A poca distanza dalla grande piazza si erge l'imponente Castello dell'Imperatore costruito intorno alla metà del 1200, anticamente collegato alle fortificazioni della città dal Cassero, una sorta di "corridoio" coperto, delimitato da due mura e provvisto anche di un camminamento superiore ornato da merli guelfi. A lato del Castello si apre piazza Santa Maria delle Carceri dove si affaccia l'omonima Basilica; proseguendo per via San Bonaventura si giunge in piazza San Francesco dominata dalla Chiesa dedicata al Santo risalente al tardo Duecento con facciata in marmo a due colori e che ospita al proprio interno il monumento funerario di Geminiano Inghirami, attribuito al Rossellino. Imboccando via Rinaldesca che si apre sul lato nord-est della piazza, si incontrano in successione Palazzo Datini e Palazzo Alberti (sede della Galleria Alberti, pinacoteca che conserva opere di grande pregio); giunti sulla via Banchelli, girando a destra si arriva al Collegio Cicognini, eretto come monastero, la struttura ha poi ospitato dal 1676 un Collegio dei Padri Gesuiti e dal 1882 è Convitto Nazionale dove studiarono, fra gli altri, Gabriele D'Annunzio e Tommaso Landolfi; ci si trova ora o poche decina di metri dal circuito esagonale di mura trecentesche che circondano quasi per intero il centro storico e che sono di grande suggestione, meritando una visita. Ricchissimo è anche il patrimonio dei musei della città, dove si possono ammirare opere d'arte sacra, dipinti rinascimentali, del Seicento e del Settecento, opere dell'800, sculture e oggetti delle arti minori: ceramiche settecentesche, armi risorgimentali, costumi dei Gonfalonieri; inoltre nel Museo del Tessuto, unico nel suo genere in Italia, un omaggio alla produzione "regina" della zona: oltre 6.000 campioni di tessuti diversi, antichi e moderni, affiancati da reperti di archeologia industriale del settore.

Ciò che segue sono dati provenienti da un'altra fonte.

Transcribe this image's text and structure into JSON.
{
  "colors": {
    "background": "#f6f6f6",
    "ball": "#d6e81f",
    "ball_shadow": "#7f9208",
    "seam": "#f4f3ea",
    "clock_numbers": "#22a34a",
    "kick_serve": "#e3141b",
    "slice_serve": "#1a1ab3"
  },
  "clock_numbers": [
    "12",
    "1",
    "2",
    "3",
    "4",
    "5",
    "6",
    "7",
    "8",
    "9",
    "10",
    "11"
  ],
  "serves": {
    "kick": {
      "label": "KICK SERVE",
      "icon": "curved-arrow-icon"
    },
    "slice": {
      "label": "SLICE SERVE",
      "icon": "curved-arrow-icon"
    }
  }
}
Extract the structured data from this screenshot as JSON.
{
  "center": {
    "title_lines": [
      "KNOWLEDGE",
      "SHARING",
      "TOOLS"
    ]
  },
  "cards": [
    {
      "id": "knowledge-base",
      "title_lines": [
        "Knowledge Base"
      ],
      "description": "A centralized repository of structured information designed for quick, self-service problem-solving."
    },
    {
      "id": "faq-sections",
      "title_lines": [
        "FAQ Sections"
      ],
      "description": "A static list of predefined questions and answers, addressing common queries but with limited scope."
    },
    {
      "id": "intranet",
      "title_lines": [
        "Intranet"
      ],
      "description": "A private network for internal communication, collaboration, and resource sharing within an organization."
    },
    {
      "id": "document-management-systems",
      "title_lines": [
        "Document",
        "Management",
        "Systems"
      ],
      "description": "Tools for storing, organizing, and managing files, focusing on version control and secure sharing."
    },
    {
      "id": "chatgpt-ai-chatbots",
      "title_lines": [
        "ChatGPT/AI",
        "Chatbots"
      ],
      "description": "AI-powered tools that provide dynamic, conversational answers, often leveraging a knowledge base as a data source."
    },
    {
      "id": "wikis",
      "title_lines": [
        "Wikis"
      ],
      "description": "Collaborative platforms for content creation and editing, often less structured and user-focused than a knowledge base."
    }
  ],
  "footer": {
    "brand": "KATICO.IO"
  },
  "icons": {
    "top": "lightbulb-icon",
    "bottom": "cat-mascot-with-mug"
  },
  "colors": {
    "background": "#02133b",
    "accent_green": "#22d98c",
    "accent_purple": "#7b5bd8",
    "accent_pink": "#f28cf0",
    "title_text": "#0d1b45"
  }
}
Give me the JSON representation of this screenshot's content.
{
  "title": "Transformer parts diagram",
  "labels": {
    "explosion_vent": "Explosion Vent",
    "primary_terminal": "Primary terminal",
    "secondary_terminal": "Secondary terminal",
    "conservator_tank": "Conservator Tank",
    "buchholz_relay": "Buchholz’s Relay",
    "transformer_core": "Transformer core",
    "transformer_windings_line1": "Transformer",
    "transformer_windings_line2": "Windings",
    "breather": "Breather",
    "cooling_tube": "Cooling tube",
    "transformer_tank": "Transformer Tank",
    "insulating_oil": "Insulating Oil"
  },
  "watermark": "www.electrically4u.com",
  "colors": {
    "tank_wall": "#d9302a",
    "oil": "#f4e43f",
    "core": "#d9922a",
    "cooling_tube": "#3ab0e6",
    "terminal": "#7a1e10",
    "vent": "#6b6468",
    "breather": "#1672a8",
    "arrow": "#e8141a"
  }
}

Enogastronomia - Il territorio della provincia offre spunti per visite naturalistiche ed itinerari enogastronomici, ma anche splendide Ville Medicee, antiche pievi, fiorenti aziende agricole e cantine.  Il territorio produce una buona quantità di uve da cui viene prodotto il noto Vin Santo, vino bianco dolce e aromatico che si accompagna con piccoli biscotti con mandorle, i Cantucci. La cucina è semplice, legata alla terra ed all'agricoltura, con aromi genuini: minestre, crostini con patè di fegato di pollo, legumi.